Wehrt sich gegen „Unterstellungen, dass die Verwaltung etwas nicht veröffentlichen will“: Uli Burchardt, Oberbürgermeister.
Wehrt sich gegen „Unterstellungen, dass die Verwaltung etwas nicht veröffentlichen will“: Uli Burchardt, Oberbürgermeister. | Bild: Rau, Jörg-Peter

In Zeiten, in denen sich die Stadt Konstanz ernsthaft Gedanken machen muss, ob sie sich noch ihr Theater, ihre Philharmonie oder ihr Vereinsförderprogramm leisten kann, ist es mehr als ein Geplänkel. Die rasch steigende Verschuldung und die Angst um die finanzielle Handlungsfähigkeit der Verwaltung bilden die Folie für eine Debatte, in der es um viel Geld geht. Denn Gutachten, Rechtsberatung oder andere extern eingekaufte Expertise dürfte die Stadt mit ihrem Umsatz von derzeit rund 340 Millionen Euro wohl jedes Jahr einen stattlichen Millionenbetrag kosten. Doch nicht einmal zu so einer Schätzung zeigt sich die Verwaltung bereit.
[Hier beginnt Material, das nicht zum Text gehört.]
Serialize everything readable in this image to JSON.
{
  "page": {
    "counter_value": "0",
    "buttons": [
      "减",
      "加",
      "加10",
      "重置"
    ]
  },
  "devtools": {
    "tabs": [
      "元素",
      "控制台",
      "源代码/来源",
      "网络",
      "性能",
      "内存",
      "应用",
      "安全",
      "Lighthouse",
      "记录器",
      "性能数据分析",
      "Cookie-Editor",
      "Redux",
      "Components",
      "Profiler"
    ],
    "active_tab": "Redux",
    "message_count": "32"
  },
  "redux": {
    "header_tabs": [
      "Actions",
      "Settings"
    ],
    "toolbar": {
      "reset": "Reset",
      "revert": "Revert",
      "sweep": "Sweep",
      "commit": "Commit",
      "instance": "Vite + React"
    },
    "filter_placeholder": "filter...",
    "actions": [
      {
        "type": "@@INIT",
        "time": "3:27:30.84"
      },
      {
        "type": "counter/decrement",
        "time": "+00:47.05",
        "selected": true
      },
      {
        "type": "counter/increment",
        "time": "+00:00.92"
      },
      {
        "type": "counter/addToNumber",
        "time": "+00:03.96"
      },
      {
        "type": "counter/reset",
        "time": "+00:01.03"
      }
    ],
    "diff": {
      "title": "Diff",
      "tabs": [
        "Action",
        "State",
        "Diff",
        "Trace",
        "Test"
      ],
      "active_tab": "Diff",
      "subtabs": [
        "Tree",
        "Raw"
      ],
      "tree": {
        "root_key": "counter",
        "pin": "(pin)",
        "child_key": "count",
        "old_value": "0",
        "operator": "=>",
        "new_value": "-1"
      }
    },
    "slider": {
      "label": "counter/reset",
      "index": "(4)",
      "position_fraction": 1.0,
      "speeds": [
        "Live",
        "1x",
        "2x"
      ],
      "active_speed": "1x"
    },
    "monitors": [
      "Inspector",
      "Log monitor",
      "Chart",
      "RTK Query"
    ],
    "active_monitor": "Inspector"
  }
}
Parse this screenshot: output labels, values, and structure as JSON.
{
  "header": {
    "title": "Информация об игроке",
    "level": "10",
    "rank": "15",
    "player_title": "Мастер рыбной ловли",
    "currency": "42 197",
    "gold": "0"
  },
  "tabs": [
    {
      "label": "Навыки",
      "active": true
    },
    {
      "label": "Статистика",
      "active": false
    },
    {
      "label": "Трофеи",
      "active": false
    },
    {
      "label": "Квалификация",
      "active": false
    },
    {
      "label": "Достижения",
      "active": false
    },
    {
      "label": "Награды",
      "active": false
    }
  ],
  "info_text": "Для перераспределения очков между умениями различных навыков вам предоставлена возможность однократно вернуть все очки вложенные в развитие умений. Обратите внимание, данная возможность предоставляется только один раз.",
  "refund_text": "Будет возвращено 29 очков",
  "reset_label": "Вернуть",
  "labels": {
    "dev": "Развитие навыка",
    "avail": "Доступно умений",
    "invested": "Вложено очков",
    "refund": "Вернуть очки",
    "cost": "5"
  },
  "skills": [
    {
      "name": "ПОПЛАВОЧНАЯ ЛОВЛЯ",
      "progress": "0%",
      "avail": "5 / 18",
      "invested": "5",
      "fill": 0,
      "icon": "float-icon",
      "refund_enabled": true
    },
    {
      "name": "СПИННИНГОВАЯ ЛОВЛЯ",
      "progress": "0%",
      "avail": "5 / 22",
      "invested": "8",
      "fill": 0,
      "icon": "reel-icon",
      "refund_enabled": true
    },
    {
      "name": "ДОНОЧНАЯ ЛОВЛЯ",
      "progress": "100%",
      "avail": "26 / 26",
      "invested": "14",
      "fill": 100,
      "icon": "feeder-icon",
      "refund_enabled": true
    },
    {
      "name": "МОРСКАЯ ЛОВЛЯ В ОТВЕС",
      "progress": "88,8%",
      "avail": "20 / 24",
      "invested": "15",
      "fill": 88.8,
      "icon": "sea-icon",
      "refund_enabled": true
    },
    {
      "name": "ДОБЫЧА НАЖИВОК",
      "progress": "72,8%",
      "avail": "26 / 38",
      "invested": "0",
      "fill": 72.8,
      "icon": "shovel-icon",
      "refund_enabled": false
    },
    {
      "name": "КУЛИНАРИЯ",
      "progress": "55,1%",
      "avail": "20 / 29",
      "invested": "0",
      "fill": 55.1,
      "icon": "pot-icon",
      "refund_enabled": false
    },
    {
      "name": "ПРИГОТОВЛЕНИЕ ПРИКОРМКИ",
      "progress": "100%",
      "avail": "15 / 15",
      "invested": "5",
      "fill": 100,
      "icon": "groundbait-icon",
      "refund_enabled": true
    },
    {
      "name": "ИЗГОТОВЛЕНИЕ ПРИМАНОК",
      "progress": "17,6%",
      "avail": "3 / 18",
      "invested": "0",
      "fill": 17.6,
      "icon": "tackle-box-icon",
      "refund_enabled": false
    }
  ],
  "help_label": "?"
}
Zankapfel Gutachten: Einen echten Überblick hat niemand

Ob das Geld immer sinnvoll investiert ist, das ist freilich umstritten. Achim Schächtle führt eine Verkehrszählung auf der Schänzlebrücke an, bei der ermittelt worden sei, wie viele Radfahrer dort in welche Richtung unterwegs sind, „als ob das für unser politisches Handeln wirklich wichtig wäre.“

Dennis Botos erwähnt ein Beispiel aus seinem Bereich, der Kämmerei. Wenn es um die Katamaran-Reederei geht, muss die EU-Beihilfeverordnung beachtet werden. Alle zehn Jahre steht dafür ein aufwendiges Verfahren an. Dafür engagiert die Stadtverwaltung einen fachkundigen Rechtsanwalt – weil es viel billiger ist, als nur für diesen Zweck jemanden anzustellen, um es im Haus selbst machen zu können.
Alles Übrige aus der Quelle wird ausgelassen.